Quinquenotatus is usually rather less than half an inch in length and is black, the abdomen having a variable number of white bands and a white tip.
It was on the last day of July that, as we were walking through the bean field, we saw a cloud of fine dust which came spurting up out of the ground like water in a fountain. By watching intently we saw that the cause of the commotion was the rapid action of the legs of some little creature that was almost hidden in the earth, and this proved to be our first example of P. quinquenotatus.
She was working away as furiously as though she had studied the poets and knew her carpe diem by heart. Faster and faster went the slender little legs; higher and higher rose the jet of dust above her. Then suddenly there was a pause. The burrower had met with some obstacle. A moment more and she came backing out of the hole, her feet slipping on its crumbling edges. In her mandibles she carried a pebble, which was taken to a distance of four or five inches. Then, moving quickly, she swept away the dust that had accumulated near the mouth of the nest, reëntered the hole, and resumed the labor of excavation.

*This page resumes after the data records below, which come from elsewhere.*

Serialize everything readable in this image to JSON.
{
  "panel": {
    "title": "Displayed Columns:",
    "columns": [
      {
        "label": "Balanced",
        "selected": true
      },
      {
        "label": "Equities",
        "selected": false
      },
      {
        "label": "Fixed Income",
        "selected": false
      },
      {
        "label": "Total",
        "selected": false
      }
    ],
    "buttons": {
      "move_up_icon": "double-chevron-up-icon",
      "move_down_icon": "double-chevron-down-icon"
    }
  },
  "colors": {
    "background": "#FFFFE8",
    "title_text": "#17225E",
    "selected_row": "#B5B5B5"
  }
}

We thought that the rate at which she worked was too violent to be kept up very long; and sure enough, before ten minutes had passed the nest was deep enough for her purposes, and we afterward learned, to our chagrin, that it was too deep for ours. The wasp came out, circled round the spot three or four times, and then flew off like a hurricane. Never have we seen a creature so fiery, tempestuous, cyclonic. Before we knew her proper title we took to calling her the tornado wasp, and by that name we shall always think of her.[ill199]
POMPILUS QUINQUENOTATUS
Her flight was too rapid to follow, but in a minute we saw her returning. She was carrying a spider, a good-sized specimen of Epeira strix, which she had evidently deposited somewhere in the neighborhood before beginning to dig. Alighting near by, she left the spider lying on the ground, while she ran to her nest and kicked out a little more earth. Then seizing it by one leg, she dragged it, going backward herself, into the nest. She remained hidden for about two minutes, then reappeared, and, seeming to be in as great a hurry as ever, filled the hole with dirt. To disguise the spot and render it indistinguishable from the rest of the field was her next care. Hither and thither she rushed, now bringing little pellets of earth and placing them above the nest, now sweeping away the loose dust which might suggest the presence of the cache, and now tugging frantically at a stone which she wanted to place over the hidden treasure, but which was too deeply embedded in the earth to yield to her efforts. She did her work faithfully, although with such eager haste that all was completed at the end of twenty minutes from the time we saw her first. So well was the place hidden that it was only by careful orientation that we could be certain of its exact locality.
Her task accomplished, away flew our little tornado as though she were pursued by the avenging spirits of all the spiders that she had murdered, although more probably she was off in quest of another of those meek and helpless victims.
“Now,” we said, “we will trace out the nest and make a drawing of it. We will take the spider home and note its condition from day to day, watching at the same time the development of the larva.”